Per i baby campioni parlano i numeri. Il campionato che li ha visti inseriti nel difficile girone della provincia di Rieti lo hanno dominato dall’inizio alla fine portando a casa 18 vittorie su 22 partite, lasciando agli avversari solo due pareggi e due sconfitte. Attacco da record con quasi 100 gol realizzati, 94 per la precisione, e appena 27 subiti. In tutto il Palombara ha chiuso al primo posto con 56 punti, lasciandosi alle spalle Angioina e Valle del Tevere ferme a quota 47. 

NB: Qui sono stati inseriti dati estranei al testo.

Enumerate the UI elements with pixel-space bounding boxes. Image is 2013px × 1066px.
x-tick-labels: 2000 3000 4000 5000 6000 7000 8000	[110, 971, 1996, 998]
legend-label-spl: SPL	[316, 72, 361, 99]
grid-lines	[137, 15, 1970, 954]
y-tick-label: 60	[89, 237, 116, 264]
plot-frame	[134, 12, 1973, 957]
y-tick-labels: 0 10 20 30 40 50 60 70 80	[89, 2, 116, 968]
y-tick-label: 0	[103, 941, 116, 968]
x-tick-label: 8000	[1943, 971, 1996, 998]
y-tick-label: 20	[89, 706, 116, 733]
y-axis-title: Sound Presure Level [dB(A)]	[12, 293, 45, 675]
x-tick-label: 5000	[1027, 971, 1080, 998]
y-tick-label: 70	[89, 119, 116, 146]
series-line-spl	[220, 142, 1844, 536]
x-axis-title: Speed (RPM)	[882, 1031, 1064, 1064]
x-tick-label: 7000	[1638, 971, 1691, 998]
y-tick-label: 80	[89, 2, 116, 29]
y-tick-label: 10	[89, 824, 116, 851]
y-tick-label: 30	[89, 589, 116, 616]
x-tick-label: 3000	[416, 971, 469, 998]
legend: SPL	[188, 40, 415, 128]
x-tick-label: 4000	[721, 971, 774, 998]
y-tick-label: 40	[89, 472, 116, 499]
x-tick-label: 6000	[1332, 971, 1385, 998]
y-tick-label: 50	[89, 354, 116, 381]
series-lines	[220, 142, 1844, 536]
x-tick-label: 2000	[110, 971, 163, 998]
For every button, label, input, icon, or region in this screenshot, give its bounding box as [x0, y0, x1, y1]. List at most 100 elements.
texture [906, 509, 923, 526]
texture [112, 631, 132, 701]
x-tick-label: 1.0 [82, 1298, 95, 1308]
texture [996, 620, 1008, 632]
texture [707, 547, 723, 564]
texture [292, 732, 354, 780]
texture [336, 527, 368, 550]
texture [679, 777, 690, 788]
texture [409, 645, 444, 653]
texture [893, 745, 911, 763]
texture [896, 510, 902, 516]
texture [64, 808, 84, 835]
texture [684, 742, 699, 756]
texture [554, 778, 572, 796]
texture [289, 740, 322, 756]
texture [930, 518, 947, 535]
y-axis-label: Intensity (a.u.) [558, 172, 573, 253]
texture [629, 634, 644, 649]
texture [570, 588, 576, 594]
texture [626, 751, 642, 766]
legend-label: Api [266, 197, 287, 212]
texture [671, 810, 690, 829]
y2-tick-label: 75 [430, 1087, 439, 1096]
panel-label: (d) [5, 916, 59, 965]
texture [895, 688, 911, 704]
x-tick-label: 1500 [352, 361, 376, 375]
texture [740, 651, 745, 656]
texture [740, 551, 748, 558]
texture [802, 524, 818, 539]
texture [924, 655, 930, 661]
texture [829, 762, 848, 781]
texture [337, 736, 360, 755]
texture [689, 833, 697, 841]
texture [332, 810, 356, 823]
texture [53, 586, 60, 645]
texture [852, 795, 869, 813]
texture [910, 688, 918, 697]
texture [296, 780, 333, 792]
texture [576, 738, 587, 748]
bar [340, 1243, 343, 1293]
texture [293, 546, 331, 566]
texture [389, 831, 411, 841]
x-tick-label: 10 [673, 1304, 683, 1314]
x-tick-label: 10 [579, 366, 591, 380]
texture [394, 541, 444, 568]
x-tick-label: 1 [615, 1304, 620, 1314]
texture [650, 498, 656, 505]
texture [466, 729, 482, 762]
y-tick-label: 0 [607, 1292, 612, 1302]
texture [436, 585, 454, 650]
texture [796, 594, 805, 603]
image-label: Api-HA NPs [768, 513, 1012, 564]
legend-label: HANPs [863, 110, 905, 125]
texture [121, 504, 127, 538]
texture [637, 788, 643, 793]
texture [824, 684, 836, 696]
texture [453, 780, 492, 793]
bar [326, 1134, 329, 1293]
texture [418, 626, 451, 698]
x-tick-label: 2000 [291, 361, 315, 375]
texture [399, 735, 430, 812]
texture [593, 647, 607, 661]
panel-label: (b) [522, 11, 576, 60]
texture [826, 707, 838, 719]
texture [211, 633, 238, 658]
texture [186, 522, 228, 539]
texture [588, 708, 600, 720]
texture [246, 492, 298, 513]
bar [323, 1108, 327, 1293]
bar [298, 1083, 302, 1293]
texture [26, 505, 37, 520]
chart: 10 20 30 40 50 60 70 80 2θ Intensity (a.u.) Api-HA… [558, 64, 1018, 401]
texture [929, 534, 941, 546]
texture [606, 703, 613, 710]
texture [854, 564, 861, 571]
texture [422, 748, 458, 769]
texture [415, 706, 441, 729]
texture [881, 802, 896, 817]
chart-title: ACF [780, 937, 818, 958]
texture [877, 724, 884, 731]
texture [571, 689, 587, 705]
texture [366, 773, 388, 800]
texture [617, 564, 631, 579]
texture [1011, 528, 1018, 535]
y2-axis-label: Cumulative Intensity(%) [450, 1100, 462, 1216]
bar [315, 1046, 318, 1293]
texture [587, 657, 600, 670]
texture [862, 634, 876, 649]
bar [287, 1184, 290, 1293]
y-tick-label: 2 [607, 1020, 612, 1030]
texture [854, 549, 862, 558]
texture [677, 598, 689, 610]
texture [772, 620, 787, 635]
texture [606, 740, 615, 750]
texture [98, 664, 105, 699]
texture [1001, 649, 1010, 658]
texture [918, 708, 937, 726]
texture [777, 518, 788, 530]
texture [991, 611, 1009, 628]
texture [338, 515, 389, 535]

“Il segreto del successo? – commenta Luciano Capparella – E’ la forza del gruppo. Questa squadra ha trovato la sua arma migliore nella compattezza, nel legame che hanno costruito i ragazzi e li ha portati a vincere il campionato. Poi abbiamo l’esperienza di un allenatore come Dario Scoccini, soprattutto per i giovani è un grande vantaggio poter essere allenati da un uomo che è sempre stato una garanzia per il calcio palombarese. C‘è da sottolineare una cosa che rende onore alla società. Abbiamo chiuso la stagione con un solo espulso, per doppia ammonizione, a dimostrazione di quanto sia importante per noi il fair play. Ai ragazzi chiediamo di essere sempre corretti in campo, di dare l’esempio su cosa voglia dire fare sport. Quando c’è questo impegno alla fine i risultati arrivano sia in campo che fuori”. Quello della correttezza dimostrata in campo è un comportamento che al Palombara potrebbe fruttare anche il premio Disciplina, un riconoscimento prestigioso soprattutto nel calcio giovanile.
Per quanto riguarda le prospettive di questa squadra mister Capparella è chiaro: “L’importante è che i ragazzi si divertano a praticare questo bellissimo sport e continuino a lavorare per un progetto di gruppo”.